Kayu yang diangkut itu bernilai tinggi—antara Rp1,4 juta hingga Rp3,4 juta per meter kubik, tergantung jenisnya. Satu truk bisa membawa 8 hingga 10 kubik. Tak heran, dalam sehari diperkirakan 30 truk melintas membawa hasil rambahan. Di sepanjang jalan, desa-desa seperti Suka Menang, Pulau Kidak, Rawas Ulu dan wilayah Rupit menjadi titik pengepulan.
Di atas kertas, Kabupaten Musi Rawas Utara (Muratara) memiliki luas hutan sekitar 604.020,92 hektare. Dari jumlah tersebut, sebagian besar merupakan kawasan hutan lindung dan suaka alam yang termasuk dalam TNKS. Namun, aktivitas perambahan hutan dan illegal logging telah menyebabkan kerusakan signifikan.
Di wilayah pengelolaan TNKS Wilayah V Lubuklinggau, yang mencakup Muratara, tercatat sekitar 3.158 hektare hutan telah mengalami kerusakan akibat perambahan, termasuk di wilayah inti taman nasional.
Namun, pemerintah juga tahu: ini bukan hanya soal hukum. Ini tentang perut rakyat. Di desa-desa sekitar TNKS, tidak ada industri, tidak ada lapangan kerja tetap.

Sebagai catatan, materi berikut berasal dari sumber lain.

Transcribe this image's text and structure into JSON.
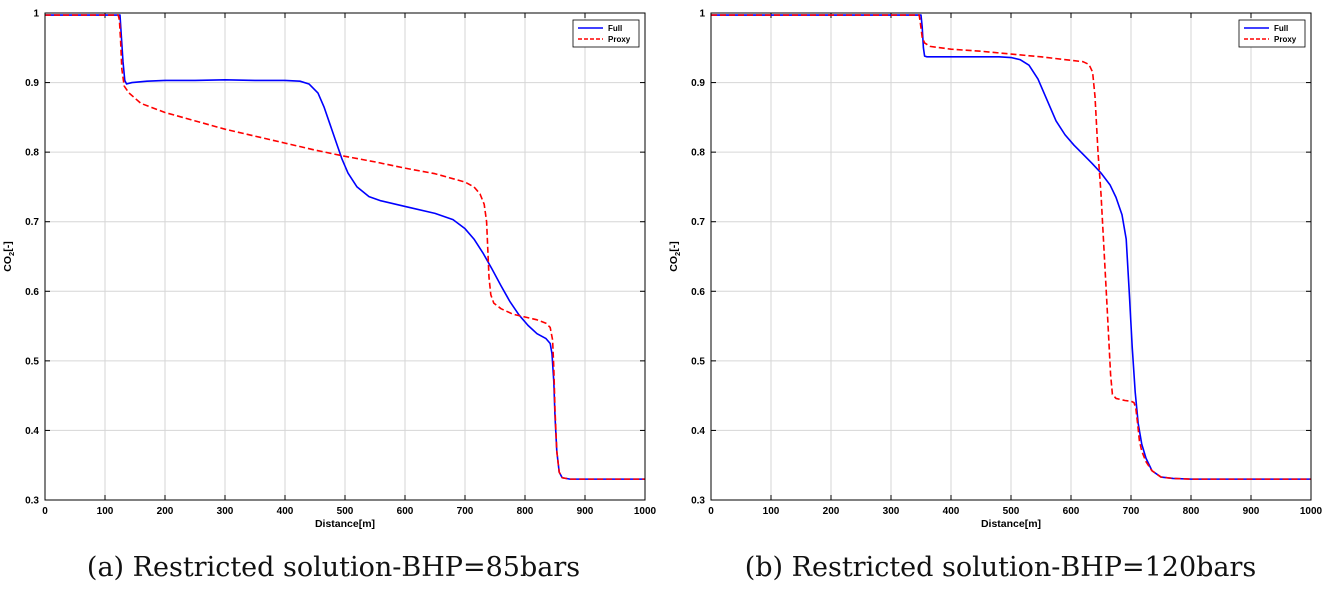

Bekayu bukan sekadar pilihan, melainkan satu-satunya jalan keluar dari kemiskinan.
TNKS adalah warisan untuk generasi masa depan. Kami akan lakukan moratorium pemanfaatan hasil kayu dari dua kecamatan yang berbatasan langsung.
Hutan tak pernah membalas ketika ditebang. Ia hanya menyimpan luka dalam diam, hingga luka itu menjelma jadi bencana. Longsor menutup jalan desa. Banjir bandang merusak sawah. Air kering di musim kemarau. Itulah balasan yang tak tertulis dari sebuah ekosistem yang tak lagi seimbang.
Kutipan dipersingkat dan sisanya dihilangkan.